« Un journaliste honnête aurait su que je ne viens pas d’Indonésie, mais du Suriname »



Nous nous sommes assis à l’une des tables de la terrasse devant un café brun. C’était une soirée étonnamment douce, nous avons bu du gin tonic et regardé les gens passer. Un homme que j’avais vu à l’intérieur du café, assis à la table ronde au fond, est sorti fumer une cigarette. Je lui ai proposé une place gratuite, qu’il a refusée. Il m’a regardé encore un peu et j’ai pensé qu’il m’avait peut-être reconnu grâce au journal, ça arrive parfois. Puis il a demandé : « Êtes-vous de notre ancienne colonie ?

Cela reste une étrange habitude ; les gens s’interrogent sur leurs origines, de préférence aux moments les plus inattendus. Pour ceux qui se demandent à quelles heures une question sur mes origines est à prévoir ; vous pouvez demander quand j’ai préparé un savoureux sambal de foie de poulet, par exemple, et vous demander où j’ai appris cela. Ou quand vous entendez mon nom de famille et que vous voulez savoir où un si merveilleux jeu de lettres a été inventé. Ce sont des moments où je pense, oui, maintenant tu peux demander.

L’homme y réfléchissait depuis longtemps, semblait-il. Poser la question d’une manière qui ne m’offenserait pas. Je le considérais comme étant conscient qu’il ne pouvait pas être assez prudent, avec tous ces gens facilement blessés de nos jours.

J’ai de la sympathie pour les gens qui font de leur mieux dans le champ de mines qu’est la société moderne. Et pourtant, ces mots « notre ancienne colonie ». C’était comme s’il s’était approprié moi. Cela impliquait, si subtilement, qu’il possédait quelque chose. Et pas n’importe quoi, mais mon pays de naissance personnel. Ce qui a donné l’impression à l’école que j’étais un peu lui, lui qui ne me connaissait pas.

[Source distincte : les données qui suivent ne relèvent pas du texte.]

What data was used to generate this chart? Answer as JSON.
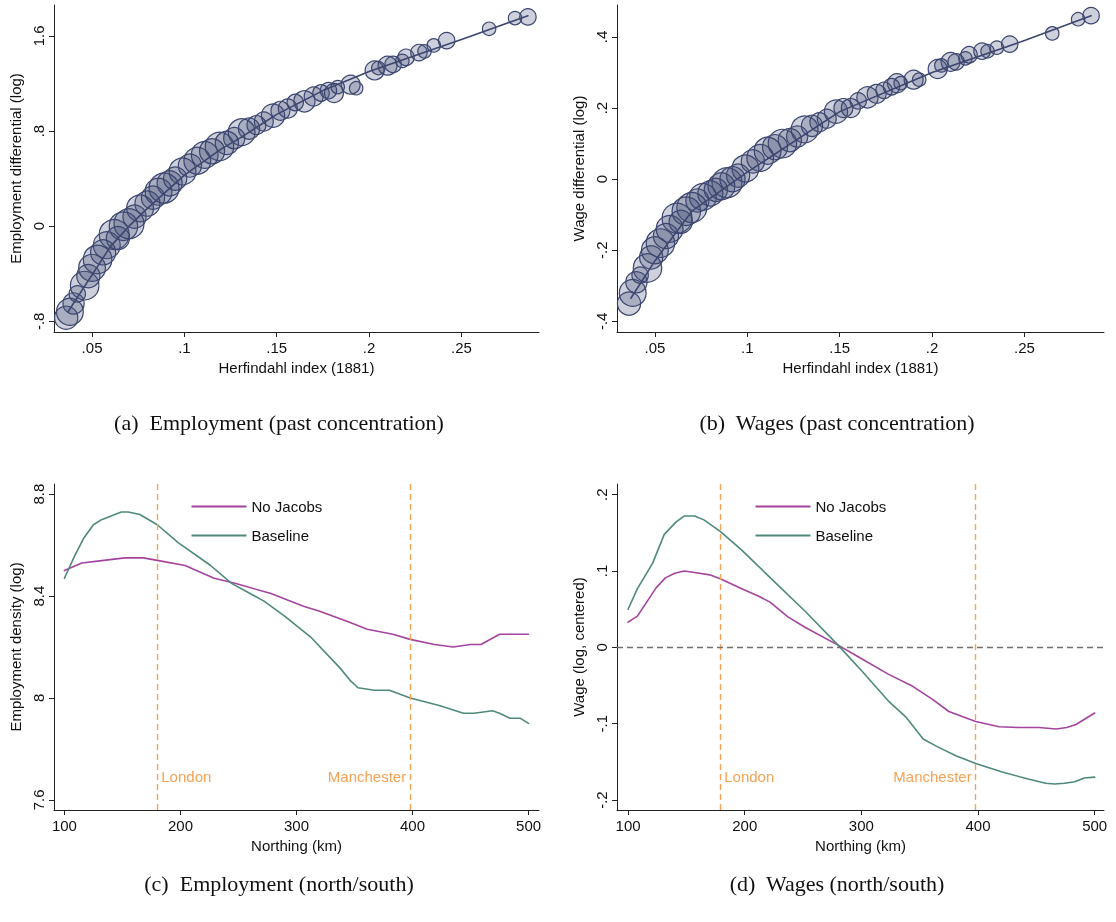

« Je viens d’une ancienne colonie », répondis-je calmement (parce que ma mère m’a appris à toujours rester courtoise face aux bêtises), « mais probablement pas de la colonie dont tu parles. »

« Ah, » dit-il, « alors vous êtes définitivement du Suriname. »

Lorsqu’il a compris que je ne venais pas d’Indonésie, comme il le pensait, il a expliqué à quel point il connaissait bien le Suriname et qu’il avait une petite amie qui était originaire de là-bas, ce qui était bon et surtout mauvais dans ce pays et comment cela s’est produit exactement. La question sur mes origines n’était pas – comme c’est souvent le cas – une question d’intérêt réel, mais servait principalement de tremplin pour partager sa propre expérience avec ce pays spécifique (culture, femmes, malaise politique).

Lorsque les hommes contrecarrent l’expertise des femmes par leur confiance en eux et leur excès de confiance, nous appelons cela explication. Comment appelle-t-on cela lorsque les gens commencent à vous dire ce qui se passe réellement dans votre propre culture ? Plaine blanchepeut être.

C’était un homme cultivé, un journaliste en plus, qui avait bu quelques verres de trop. Il se rendit compte au bon moment qu’il s’était peut-être exprimé un peu maladroitement. Il est même revenu pour s’excuser. Quelque chose que j’ai trouvé extrêmement gentil mais aussi inutile. Nous disons tous des choses étranges parfois, et on m’a lancé des choses encore plus folles.

Je pensais que c’était peut-être pire qu’il ne se rende pas compte à qui il avait affaire. Je veux dire, il était rédacteur en chef d’un magazine que je ne nommerai pas ici, et j’ai une chronique dans le meilleur journal des Pays-Bas. N’importe quel journaliste aurait su que je ne viens pas d’Indonésie, mais du Suriname. Ce petit peu blanc qui a eu lieu, je peux vivre avec ça. Mon ego meurtri – c’est beaucoup plus difficile à surmonter.

Karin Amatmoekrim est écrivain et homme de lettres. Elle écrit une chronique ici toutes les deux semaines.